Standing in our boat for the very first time

Once we’d fitted the stainless keel band and bilge runners we were ready to turn her the right way up. Although Kensa fitted perfectly in the workshop, it didn’t leave too much room to manoeuvre…getting to the kettle was bad enough, but turning the entire hull was another matter. We armed ourselves with tyres, rolls of old carpet and four brilliant and massively over-qualified volunteers; Bob, Robin, Oliver and Aaron; all of whom have worked professionally moving boats, building them, mending them or sailing them. Carlsberg don’t do turning over teams, but if they did…..

Half way over!

Between the six of us we managed to successfully turn Kensa over in the workshop without having to do more than take one of the strip light bulbs out to give us a bit more height to work with.
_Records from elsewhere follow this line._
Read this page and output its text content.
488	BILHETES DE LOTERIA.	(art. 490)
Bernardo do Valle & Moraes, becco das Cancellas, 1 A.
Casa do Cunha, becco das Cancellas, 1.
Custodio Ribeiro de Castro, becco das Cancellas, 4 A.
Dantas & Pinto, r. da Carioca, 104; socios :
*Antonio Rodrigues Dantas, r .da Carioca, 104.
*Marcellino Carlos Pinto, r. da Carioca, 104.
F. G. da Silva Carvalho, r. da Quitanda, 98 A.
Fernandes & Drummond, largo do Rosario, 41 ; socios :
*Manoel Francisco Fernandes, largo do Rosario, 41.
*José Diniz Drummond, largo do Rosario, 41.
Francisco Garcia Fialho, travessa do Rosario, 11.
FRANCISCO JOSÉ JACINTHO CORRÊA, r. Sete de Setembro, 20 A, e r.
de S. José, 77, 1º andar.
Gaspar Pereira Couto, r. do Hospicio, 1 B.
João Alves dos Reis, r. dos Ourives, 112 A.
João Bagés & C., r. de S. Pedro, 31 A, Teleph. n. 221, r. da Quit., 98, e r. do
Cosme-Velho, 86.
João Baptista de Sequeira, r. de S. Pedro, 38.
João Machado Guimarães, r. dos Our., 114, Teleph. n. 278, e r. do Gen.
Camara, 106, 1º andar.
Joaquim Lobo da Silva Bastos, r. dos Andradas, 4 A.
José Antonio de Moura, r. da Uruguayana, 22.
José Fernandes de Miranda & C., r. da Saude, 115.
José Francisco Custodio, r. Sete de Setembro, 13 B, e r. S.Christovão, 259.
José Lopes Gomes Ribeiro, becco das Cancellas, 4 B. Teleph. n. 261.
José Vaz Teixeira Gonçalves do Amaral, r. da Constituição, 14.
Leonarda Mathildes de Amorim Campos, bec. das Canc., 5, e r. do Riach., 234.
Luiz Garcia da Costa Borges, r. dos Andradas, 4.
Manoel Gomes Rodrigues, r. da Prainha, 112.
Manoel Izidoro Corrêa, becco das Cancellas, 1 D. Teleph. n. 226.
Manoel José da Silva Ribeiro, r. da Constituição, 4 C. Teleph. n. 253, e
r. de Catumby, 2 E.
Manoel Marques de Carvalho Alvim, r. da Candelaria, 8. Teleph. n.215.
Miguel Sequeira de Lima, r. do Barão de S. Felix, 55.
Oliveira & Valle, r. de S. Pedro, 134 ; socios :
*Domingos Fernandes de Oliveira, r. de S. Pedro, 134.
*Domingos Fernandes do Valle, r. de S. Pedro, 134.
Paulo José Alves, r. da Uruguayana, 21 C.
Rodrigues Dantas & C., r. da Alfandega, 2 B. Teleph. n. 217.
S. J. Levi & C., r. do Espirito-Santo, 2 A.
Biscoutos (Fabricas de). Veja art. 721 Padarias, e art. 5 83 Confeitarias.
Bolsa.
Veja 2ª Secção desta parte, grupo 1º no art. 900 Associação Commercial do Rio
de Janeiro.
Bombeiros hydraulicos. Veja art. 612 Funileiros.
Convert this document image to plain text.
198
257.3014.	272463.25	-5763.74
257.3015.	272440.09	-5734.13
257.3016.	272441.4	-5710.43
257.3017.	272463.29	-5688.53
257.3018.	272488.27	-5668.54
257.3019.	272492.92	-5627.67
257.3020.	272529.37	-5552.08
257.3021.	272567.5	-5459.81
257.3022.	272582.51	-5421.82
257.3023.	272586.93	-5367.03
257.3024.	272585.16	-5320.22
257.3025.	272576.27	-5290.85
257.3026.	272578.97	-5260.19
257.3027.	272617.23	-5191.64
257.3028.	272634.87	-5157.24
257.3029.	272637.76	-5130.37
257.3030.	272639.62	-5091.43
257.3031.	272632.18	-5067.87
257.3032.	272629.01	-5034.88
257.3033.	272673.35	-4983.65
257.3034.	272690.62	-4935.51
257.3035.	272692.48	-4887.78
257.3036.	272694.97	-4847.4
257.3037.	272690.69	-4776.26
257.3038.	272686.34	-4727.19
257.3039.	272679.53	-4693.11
We turned her on her side first and steadied her there, shifting carpets and tyres to support her. Then we slid her across to the other side of the workshop and turned her the rest of the way. It was momentous, but happily for all the right reasons!

Our newly turned over boat

Seeing our boat the right way up for the first time was a brilliant moment, filled with a bizarre mixture of pride and relief. For weeks we’d been craning our heads round trying to see how she’d look by bending down and looking at her upside down behind us, which did little other than induce dizziness and some explaining to do if anybody happened to walk around the corner and up the path at that moment. So today was very special indeed!

Our lovely team of helpers!

If you can imagine the feeling of having spent a long time making a cake and getting to the point of turning it out of the tin willing it to stay in one piece and look as you’d hoped (I can, just about, although I can’t say it’s a regular occurrence) and then times that by a lot you will have an idea of how it felt today. And even better to get in and stand in your cake for the very first time! Lush.